Let A be a positive definite kernel. Then there exists a Hilbert space H_A and a map B defined on Z where B(n) lies in

$\mathcal{L}(H_n, H_A) \quad \mbox{such that} \quad A(i,j) = B^*(i)B(j) \quad \mbox{and} \quad H_A = \bigvee_{n \in {\mathbb Z}} B(n) H_n \;.$

The condition that H_A = ∨B(n)H_n is referred to as the minimality condition. Similar to the scalar case, this requirement implies unitary freedom in the decomposition:

If there is a Hilbert space G and a map C on Z that gives a Kolmogorov decomposition of A, then there is an unitary operator

$U: G \rightarrow H_A \quad \mbox{such that} \quad UC(n) = B(n) \quad \mbox{for all} \quad n \in {\mathbb Z}.$

[edit] First consequences

Positive definite kernels provide a framework that encompasses some basic Hilbert space constructions.

[edit] Reproducing kernel Hilbert space

Further information: Reproducing kernel Hilbert space

The definition and characterization of positive kernels extend verbatim to the case where the integers Z is replaced by an arbitrary set X. One can then give a fairly general procedure for constructing Hilbert spaces that is itself of some interest.

Consider the set F₀(X) of complex-valued functions f: X → C with finite support. With the natural operations, F₀(X) is called the free vector space generated by X. Let δ_x be the element in F₀(X) defined by δ_x(y) = δ_xy. The set {δ_x}_{x ∈ X} is a vector space basis of F₀(X).

Suppose now K: X × X → C is a positive definite kernel, then the Kolmogorov decomposition of K gives a Hilbert space

$({\mathcal H}, \langle \;, \; \rangle)$

where F₀(X) is "dense" (after possibly taking quotients of the degenerate subspace). Also, <[δ_x], [δ_y]> = K(x,y), which is a special case of the square root factorization claim above.
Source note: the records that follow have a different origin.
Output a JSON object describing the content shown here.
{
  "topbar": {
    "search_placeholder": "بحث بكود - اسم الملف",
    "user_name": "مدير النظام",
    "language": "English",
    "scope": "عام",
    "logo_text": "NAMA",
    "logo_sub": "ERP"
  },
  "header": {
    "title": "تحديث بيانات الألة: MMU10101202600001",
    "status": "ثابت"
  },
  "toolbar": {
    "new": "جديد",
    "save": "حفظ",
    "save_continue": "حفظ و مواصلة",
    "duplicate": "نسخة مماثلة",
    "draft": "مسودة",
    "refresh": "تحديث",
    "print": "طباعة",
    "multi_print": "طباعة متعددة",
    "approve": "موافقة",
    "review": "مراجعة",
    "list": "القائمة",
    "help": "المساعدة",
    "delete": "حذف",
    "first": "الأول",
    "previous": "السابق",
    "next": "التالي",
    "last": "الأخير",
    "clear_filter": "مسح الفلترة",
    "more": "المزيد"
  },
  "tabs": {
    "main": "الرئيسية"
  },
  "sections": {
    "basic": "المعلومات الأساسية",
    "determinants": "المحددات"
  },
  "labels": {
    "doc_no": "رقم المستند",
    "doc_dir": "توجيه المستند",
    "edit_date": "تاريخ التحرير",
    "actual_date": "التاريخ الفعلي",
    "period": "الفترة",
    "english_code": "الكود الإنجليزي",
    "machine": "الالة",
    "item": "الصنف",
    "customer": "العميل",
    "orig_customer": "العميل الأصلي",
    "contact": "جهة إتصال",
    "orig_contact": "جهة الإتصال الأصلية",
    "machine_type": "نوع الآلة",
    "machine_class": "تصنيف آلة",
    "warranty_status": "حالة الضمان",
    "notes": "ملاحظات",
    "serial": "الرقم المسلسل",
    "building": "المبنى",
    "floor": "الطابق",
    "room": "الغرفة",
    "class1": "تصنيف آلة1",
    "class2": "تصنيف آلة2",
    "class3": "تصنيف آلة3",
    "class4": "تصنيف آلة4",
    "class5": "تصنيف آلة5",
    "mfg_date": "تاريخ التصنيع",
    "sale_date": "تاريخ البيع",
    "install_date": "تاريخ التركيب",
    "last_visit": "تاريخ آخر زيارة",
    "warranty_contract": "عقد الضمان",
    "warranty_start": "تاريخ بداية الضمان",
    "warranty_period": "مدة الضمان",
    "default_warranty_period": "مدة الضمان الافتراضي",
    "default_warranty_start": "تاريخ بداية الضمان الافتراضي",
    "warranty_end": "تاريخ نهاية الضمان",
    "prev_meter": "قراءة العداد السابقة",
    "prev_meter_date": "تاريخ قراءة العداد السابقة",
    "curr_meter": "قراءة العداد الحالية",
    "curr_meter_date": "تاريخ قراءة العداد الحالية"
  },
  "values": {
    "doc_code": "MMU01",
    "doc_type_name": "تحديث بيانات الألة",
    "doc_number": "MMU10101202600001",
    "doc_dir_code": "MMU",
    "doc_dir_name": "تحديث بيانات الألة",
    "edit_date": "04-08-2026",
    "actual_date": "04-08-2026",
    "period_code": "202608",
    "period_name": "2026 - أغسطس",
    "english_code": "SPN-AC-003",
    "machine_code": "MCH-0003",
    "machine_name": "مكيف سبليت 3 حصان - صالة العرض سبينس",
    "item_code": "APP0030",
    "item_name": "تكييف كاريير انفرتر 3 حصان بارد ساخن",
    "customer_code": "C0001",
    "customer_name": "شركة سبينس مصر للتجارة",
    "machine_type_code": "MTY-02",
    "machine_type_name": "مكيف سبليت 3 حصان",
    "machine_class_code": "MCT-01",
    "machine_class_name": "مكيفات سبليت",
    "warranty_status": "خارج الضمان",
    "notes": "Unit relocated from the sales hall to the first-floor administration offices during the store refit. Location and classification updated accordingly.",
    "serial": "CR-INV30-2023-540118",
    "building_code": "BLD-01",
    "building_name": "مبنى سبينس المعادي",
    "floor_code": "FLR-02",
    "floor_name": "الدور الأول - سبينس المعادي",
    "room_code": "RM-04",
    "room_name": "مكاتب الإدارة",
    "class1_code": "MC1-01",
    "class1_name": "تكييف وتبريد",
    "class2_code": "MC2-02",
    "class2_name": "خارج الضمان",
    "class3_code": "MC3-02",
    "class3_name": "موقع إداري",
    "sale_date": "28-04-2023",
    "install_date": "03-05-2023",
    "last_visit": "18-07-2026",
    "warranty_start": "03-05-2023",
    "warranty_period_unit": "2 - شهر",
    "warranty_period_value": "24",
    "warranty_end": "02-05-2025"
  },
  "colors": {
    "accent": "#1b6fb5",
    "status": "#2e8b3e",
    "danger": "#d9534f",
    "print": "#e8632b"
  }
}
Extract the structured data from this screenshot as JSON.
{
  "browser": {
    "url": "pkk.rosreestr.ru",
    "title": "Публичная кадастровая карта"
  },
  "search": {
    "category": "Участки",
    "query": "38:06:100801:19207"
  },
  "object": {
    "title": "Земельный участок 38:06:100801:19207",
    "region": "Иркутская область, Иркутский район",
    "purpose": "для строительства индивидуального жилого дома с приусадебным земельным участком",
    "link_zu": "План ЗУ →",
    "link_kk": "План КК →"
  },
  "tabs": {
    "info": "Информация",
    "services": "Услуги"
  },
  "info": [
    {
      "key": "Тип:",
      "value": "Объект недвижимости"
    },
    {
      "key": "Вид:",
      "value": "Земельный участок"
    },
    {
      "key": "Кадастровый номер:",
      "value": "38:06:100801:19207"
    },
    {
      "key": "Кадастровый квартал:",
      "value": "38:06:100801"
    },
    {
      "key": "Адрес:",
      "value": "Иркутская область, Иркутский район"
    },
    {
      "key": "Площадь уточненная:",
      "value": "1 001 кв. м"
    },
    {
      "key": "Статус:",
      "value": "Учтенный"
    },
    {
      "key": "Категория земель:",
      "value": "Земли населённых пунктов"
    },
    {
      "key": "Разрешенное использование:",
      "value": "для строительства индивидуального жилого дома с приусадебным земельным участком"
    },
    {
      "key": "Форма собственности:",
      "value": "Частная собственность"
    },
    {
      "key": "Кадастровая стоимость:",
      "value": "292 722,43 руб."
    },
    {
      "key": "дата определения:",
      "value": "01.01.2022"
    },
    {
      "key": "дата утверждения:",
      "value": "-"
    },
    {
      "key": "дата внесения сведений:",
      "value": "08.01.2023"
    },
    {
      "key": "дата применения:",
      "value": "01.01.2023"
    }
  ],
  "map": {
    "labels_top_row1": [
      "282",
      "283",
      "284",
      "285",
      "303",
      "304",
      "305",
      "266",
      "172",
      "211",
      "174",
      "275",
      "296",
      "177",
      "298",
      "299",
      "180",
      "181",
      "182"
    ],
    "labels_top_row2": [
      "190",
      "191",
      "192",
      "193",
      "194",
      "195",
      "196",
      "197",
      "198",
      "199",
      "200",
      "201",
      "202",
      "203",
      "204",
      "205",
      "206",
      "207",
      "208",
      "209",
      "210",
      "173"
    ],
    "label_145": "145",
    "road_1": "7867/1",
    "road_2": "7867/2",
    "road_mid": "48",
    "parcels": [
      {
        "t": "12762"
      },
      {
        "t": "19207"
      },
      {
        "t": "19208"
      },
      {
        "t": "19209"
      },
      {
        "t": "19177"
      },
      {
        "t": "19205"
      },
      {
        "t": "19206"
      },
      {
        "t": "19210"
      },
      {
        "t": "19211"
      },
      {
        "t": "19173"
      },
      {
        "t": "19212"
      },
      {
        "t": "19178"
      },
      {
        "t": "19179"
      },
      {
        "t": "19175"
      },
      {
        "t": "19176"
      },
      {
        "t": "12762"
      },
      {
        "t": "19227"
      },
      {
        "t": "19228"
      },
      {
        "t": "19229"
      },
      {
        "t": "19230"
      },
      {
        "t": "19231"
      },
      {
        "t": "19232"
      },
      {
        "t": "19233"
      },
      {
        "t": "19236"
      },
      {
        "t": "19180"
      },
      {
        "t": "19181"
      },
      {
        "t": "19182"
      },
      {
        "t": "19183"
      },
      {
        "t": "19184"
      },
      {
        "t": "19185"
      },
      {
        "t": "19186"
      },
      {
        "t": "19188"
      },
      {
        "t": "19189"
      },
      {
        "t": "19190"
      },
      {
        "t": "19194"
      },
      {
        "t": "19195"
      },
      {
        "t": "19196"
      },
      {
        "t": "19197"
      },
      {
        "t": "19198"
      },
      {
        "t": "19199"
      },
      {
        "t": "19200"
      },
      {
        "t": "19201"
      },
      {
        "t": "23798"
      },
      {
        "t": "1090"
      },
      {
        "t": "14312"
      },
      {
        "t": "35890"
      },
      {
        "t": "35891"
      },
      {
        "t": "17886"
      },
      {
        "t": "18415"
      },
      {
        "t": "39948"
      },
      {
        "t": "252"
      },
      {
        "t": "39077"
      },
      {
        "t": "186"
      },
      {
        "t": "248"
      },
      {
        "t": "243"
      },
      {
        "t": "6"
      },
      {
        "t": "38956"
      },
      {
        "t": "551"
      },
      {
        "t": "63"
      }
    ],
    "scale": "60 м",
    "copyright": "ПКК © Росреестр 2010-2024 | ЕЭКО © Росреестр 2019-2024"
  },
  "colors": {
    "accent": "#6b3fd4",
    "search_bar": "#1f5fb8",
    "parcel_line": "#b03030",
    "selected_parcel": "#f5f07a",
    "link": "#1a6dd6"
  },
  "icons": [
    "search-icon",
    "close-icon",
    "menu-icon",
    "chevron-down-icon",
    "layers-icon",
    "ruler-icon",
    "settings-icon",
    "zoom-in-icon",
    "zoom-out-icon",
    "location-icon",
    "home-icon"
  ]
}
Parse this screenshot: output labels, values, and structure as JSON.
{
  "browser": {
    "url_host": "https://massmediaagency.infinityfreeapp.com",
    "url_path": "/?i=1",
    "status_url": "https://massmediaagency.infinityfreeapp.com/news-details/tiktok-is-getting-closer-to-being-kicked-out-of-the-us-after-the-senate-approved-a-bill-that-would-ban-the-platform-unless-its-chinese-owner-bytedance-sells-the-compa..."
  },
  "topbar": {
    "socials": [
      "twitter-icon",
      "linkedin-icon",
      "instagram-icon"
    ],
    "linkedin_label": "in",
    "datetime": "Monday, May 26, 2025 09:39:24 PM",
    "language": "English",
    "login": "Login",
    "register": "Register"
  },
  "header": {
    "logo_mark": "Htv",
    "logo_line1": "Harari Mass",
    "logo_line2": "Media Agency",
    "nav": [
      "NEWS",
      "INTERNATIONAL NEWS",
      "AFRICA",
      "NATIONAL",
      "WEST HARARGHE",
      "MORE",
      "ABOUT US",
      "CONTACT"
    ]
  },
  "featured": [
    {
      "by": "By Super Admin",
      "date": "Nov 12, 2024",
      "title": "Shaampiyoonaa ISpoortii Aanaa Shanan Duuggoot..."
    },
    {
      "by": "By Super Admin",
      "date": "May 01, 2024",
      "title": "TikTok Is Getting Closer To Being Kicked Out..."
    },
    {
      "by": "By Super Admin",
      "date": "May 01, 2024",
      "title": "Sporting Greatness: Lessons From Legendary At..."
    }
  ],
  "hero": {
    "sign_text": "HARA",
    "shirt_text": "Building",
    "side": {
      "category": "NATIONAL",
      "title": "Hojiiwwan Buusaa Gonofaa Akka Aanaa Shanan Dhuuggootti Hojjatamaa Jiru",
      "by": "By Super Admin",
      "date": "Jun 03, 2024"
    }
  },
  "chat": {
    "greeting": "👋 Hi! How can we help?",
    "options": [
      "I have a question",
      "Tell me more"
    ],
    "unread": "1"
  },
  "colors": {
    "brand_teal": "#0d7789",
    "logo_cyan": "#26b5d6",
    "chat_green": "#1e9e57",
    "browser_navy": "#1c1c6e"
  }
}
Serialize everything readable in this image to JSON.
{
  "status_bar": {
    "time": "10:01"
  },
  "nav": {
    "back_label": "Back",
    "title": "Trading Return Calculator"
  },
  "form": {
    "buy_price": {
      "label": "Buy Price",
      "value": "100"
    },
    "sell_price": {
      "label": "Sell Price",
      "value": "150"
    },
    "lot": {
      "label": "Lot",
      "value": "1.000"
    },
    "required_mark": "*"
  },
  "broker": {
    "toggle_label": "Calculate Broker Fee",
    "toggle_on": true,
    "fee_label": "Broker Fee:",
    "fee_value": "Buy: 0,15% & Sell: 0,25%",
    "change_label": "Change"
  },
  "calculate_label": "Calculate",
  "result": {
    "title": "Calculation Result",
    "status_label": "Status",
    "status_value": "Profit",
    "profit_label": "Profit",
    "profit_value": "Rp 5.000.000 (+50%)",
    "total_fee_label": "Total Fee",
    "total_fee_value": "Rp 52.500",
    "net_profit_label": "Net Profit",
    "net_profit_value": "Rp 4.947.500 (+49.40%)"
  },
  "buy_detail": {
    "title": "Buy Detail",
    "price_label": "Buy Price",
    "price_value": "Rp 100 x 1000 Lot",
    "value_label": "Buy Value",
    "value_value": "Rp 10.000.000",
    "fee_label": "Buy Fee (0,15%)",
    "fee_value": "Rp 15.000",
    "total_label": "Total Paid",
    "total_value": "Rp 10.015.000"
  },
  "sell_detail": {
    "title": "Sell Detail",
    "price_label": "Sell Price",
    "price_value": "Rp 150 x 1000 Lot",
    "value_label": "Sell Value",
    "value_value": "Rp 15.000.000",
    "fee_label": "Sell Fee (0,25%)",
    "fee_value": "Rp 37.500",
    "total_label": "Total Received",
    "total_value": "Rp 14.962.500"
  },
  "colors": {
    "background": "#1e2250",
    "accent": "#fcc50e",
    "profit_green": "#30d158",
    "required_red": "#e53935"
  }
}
This Hilbert space is called the reproducing kernel Hilbert space with kernel K on the set X.

Notice that in this context, we have (from the definition above)

$\{ H_n \}_{n \in {\mathbb Z}}$

being replaced by

$\{ {\mathbb C} \}_{x \in X}.$

Thus the Kolmogorov decomposition, which is unique up to isomorphism, starts with F₀(X).

One can readily show that every Hilbert space is isomorphic to a reproducing kernel Hilbert space on a set whose cardinality is the Hilbert space dimension of H. Let {e_x}_{x ∈ X} be an orthonormal basis of H The then kernel K defined by K(x, y) = <e_x, e_y> = δ_xy reproduces a Hilbert spaceH' . The bijection taking e_x to δ_x extends to an unitary operator from H to H' .

[edit] Direct sum and tensor product

This section is a stub. You can help by expanding it.

Let H(K, X) denote the Hilbert space corresponding to a positive kernel K on X × X. The structure of H(K, X) is encoded in K. One can thus describe, for example, the direct sum and the tensor product of two Hilbert spaces via their kernels.